On Saturday, June 16, the documentary film “Truthland” will make its first official screening to audiences in Columbus, Ohio, followed by a 35-stop screening tour across more than 12 U.S. states. “Truthland” comes as a response to the 2010 Josh Fox documentary film “Gasland,” a film that skewed audience’s beliefs about natural gas drilling.
“Gasland” portrayed natural gas drilling in a misguided and inaccurate way, leaving viewers to believe that it was directly linked to the contamination of both tap water and local lakes, leading to health issues in residents and cattle, and the death of many fish, respectively.

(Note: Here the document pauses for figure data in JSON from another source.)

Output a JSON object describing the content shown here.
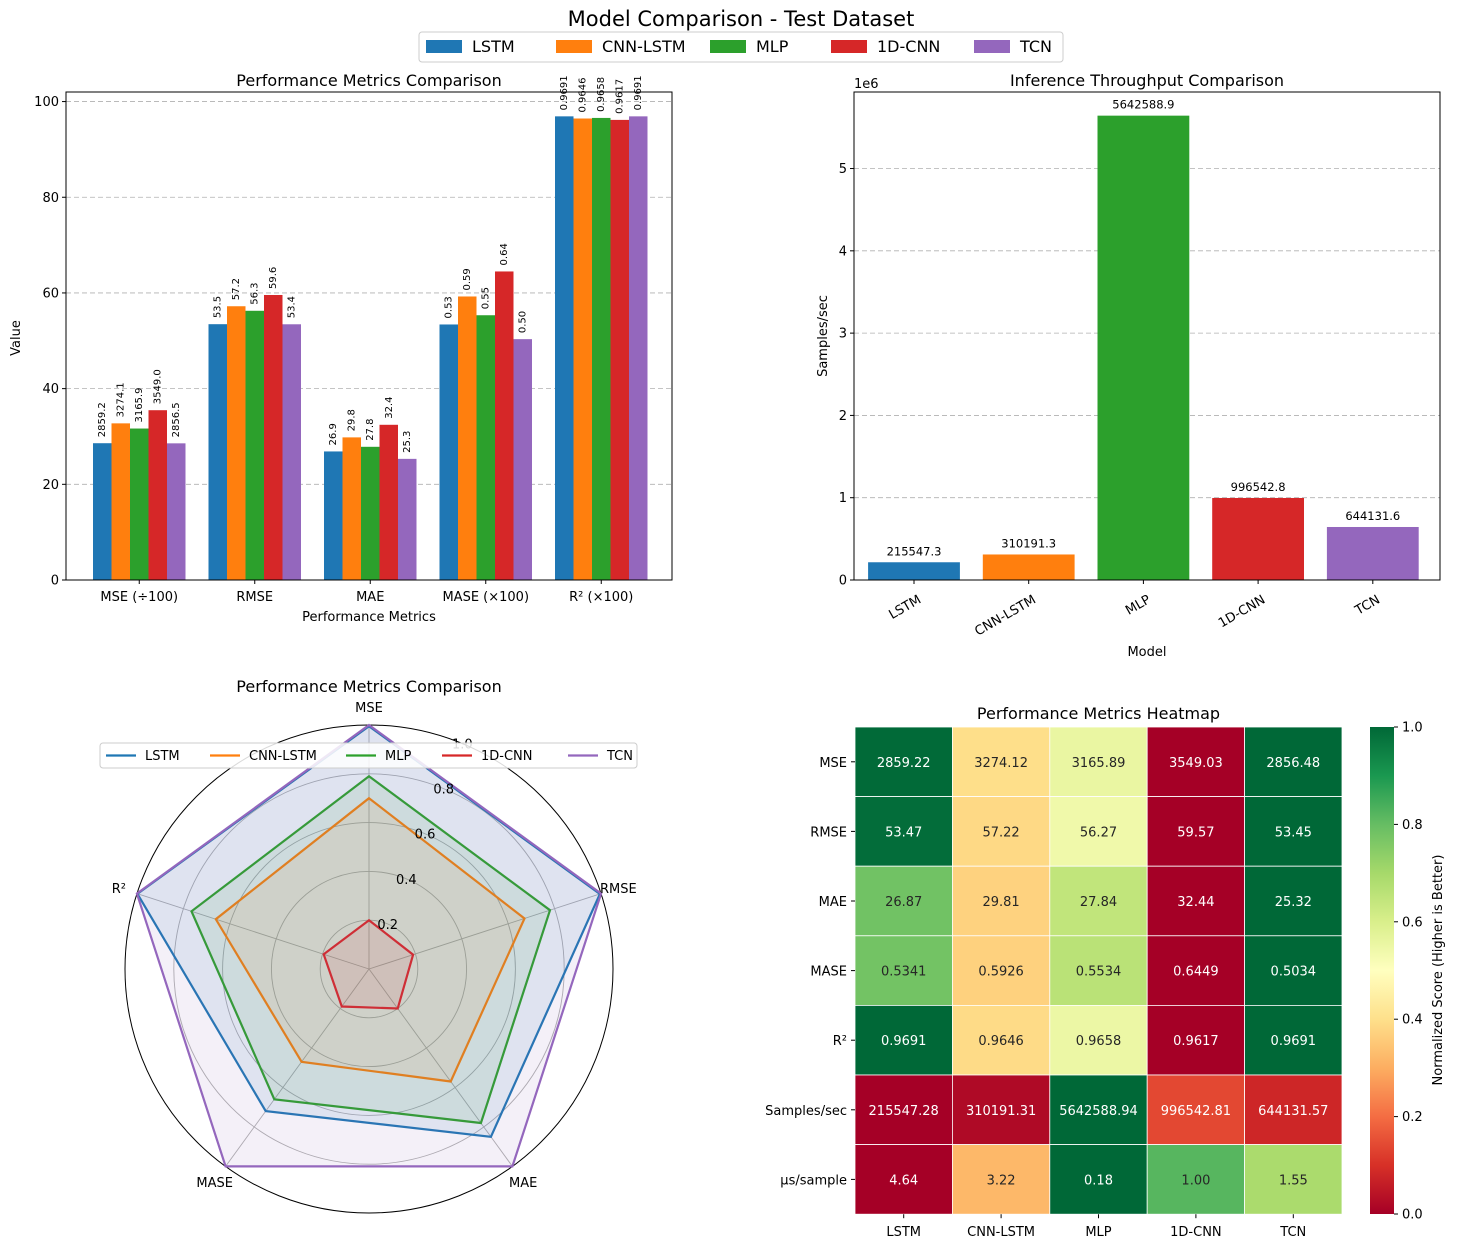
{
  "figure": {
    "title": "Model Comparison - Test Dataset",
    "legend": [
      "LSTM",
      "CNN-LSTM",
      "MLP",
      "1D-CNN",
      "TCN"
    ]
  },
  "colors": {
    "LSTM": "#1f77b4",
    "CNN-LSTM": "#ff7f0e",
    "MLP": "#2ca02c",
    "1D-CNN": "#d62728",
    "TCN": "#9467bd"
  },
  "chart_data": [
    {
      "id": "bars",
      "type": "bar",
      "title": "Performance Metrics Comparison",
      "xlabel": "Performance Metrics",
      "ylabel": "Value",
      "ylim": [
        0,
        102
      ],
      "yticks": [
        0,
        20,
        40,
        60,
        80,
        100
      ],
      "grid": "y",
      "categories": [
        "MSE (÷100)",
        "RMSE",
        "MAE",
        "MASE (×100)",
        "R² (×100)"
      ],
      "series": [
        {
          "name": "LSTM",
          "values": [
            28.592,
            53.47,
            26.87,
            53.41,
            96.91
          ],
          "labels": [
            "2859.2",
            "53.5",
            "26.9",
            "0.53",
            "0.9691"
          ]
        },
        {
          "name": "CNN-LSTM",
          "values": [
            32.741,
            57.22,
            29.81,
            59.26,
            96.46
          ],
          "labels": [
            "3274.1",
            "57.2",
            "29.8",
            "0.59",
            "0.9646"
          ]
        },
        {
          "name": "MLP",
          "values": [
            31.659,
            56.27,
            27.84,
            55.34,
            96.58
          ],
          "labels": [
            "3165.9",
            "56.3",
            "27.8",
            "0.55",
            "0.9658"
          ]
        },
        {
          "name": "1D-CNN",
          "values": [
            35.49,
            59.57,
            32.44,
            64.49,
            96.17
          ],
          "labels": [
            "3549.0",
            "59.6",
            "32.4",
            "0.64",
            "0.9617"
          ]
        },
        {
          "name": "TCN",
          "values": [
            28.565,
            53.45,
            25.32,
            50.34,
            96.91
          ],
          "labels": [
            "2856.5",
            "53.4",
            "25.3",
            "0.50",
            "0.9691"
          ]
        }
      ]
    },
    {
      "id": "throughput",
      "type": "bar",
      "title": "Inference Throughput Comparison",
      "xlabel": "Model",
      "ylabel": "Samples/sec",
      "scale_label": "1e6",
      "ylim": [
        0,
        5.93
      ],
      "yticks": [
        0,
        1,
        2,
        3,
        4,
        5
      ],
      "grid": "y",
      "categories": [
        "LSTM",
        "CNN-LSTM",
        "MLP",
        "1D-CNN",
        "TCN"
      ],
      "values": [
        215547.3,
        310191.3,
        5642588.9,
        996542.8,
        644131.6
      ],
      "labels": [
        "215547.3",
        "310191.3",
        "5642588.9",
        "996542.8",
        "644131.6"
      ]
    },
    {
      "id": "radar",
      "type": "radar",
      "title": "Performance Metrics Comparison",
      "axes": [
        "MSE",
        "RMSE",
        "MAE",
        "MASE",
        "R²"
      ],
      "rticks": [
        "0.2",
        "0.4",
        "0.6",
        "0.8",
        "1.0"
      ],
      "rlim": [
        0,
        1.0
      ],
      "series": [
        {
          "name": "LSTM",
          "values": [
            0.995,
            0.995,
            0.85,
            0.72,
            0.998
          ]
        },
        {
          "name": "CNN-LSTM",
          "values": [
            0.7,
            0.67,
            0.57,
            0.47,
            0.66
          ]
        },
        {
          "name": "MLP",
          "values": [
            0.79,
            0.78,
            0.78,
            0.66,
            0.765
          ]
        },
        {
          "name": "1D-CNN",
          "values": [
            0.2,
            0.19,
            0.2,
            0.19,
            0.195
          ]
        },
        {
          "name": "TCN",
          "values": [
            1.0,
            1.0,
            1.0,
            1.0,
            1.0
          ]
        }
      ]
    },
    {
      "id": "heatmap",
      "type": "heatmap",
      "title": "Performance Metrics Heatmap",
      "colorbar_label": "Normalized Score (Higher is Better)",
      "colorbar_ticks": [
        "0.0",
        "0.2",
        "0.4",
        "0.6",
        "0.8",
        "1.0"
      ],
      "columns": [
        "LSTM",
        "CNN-LSTM",
        "MLP",
        "1D-CNN",
        "TCN"
      ],
      "rows": [
        "MSE",
        "RMSE",
        "MAE",
        "MASE",
        "R²",
        "Samples/sec",
        "µs/sample"
      ],
      "cells": [
        [
          "2859.22",
          "3274.12",
          "3165.89",
          "3549.03",
          "2856.48"
        ],
        [
          "53.47",
          "57.22",
          "56.27",
          "59.57",
          "53.45"
        ],
        [
          "26.87",
          "29.81",
          "27.84",
          "32.44",
          "25.32"
        ],
        [
          "0.5341",
          "0.5926",
          "0.5534",
          "0.6449",
          "0.5034"
        ],
        [
          "0.9691",
          "0.9646",
          "0.9658",
          "0.9617",
          "0.9691"
        ],
        [
          "215547.28",
          "310191.31",
          "5642588.94",
          "996542.81",
          "644131.57"
        ],
        [
          "4.64",
          "3.22",
          "0.18",
          "1.00",
          "1.55"
        ]
      ],
      "scores": [
        [
          0.996,
          0.398,
          0.555,
          0.0,
          1.0
        ],
        [
          0.99,
          0.385,
          0.54,
          0.0,
          1.0
        ],
        [
          0.783,
          0.371,
          0.647,
          0.0,
          1.0
        ],
        [
          0.78,
          0.37,
          0.66,
          0.0,
          1.0
        ],
        [
          1.0,
          0.39,
          0.55,
          0.0,
          1.0
        ],
        [
          0.0,
          0.02,
          1.0,
          0.14,
          0.08
        ],
        [
          0.0,
          0.32,
          1.0,
          0.82,
          0.69
        ]
      ]
    }
  ]
}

“Truthland,” on the other hand, sets out to tell the real truth about shale development. The star of “Truthland” isn’t a filmmaker like Josh Fox in “Gasland,” and she wasn’t paid to make the film; she is a Pennsylvania farmer and mother, named Shelly, who recently permitted hydraulic fracturing of natural gas under her farm. Since Shelly is responsible for a family and livestock, she wanted to find out for herself if the disturbing images of natural gas drilling portrayed in “Gasland” had any validity.
In a June 13, 2012, national press release pertaining to the launch of “Truthland,” the film is described as the “factual alternative to ‘Gasland.’” In the film, Shelly interviews a professor of geosciences, the former secretary of the Pennsylvania Department of Environmental protection, and the director of the Environmental Defense Fund Texas Regional Office, among other experts. Her purpose was to question these experts about the safety of natural gas drilling: “The only thing they were asked to do was tell the truth: as best they knew it.” None of these interviewees were paid for their contribution to the film, yet they all had the resounding answer that hydraulic fracturing is safe and highly regulated, and doesn’t have the harmful consequences that Josh Fox makes viewers believe in “Gasland.”
“Truthland” is a project facilitated by the Independent Petroleum Association of America (IPAA) and Energy In Depth (EID). Yet, they aren’t the only ones working to set the record straight in response to misleading representation of the effects of natural gas drilling, as was shown in the “Gasland” documentary. The Switch Energy Project also released a documentary film, along with educational programs, to help build knowledge and awareness about energy and our future. Projects like this, along with the documentary film “Truthland,” are credible resources of information about gas drilling and production.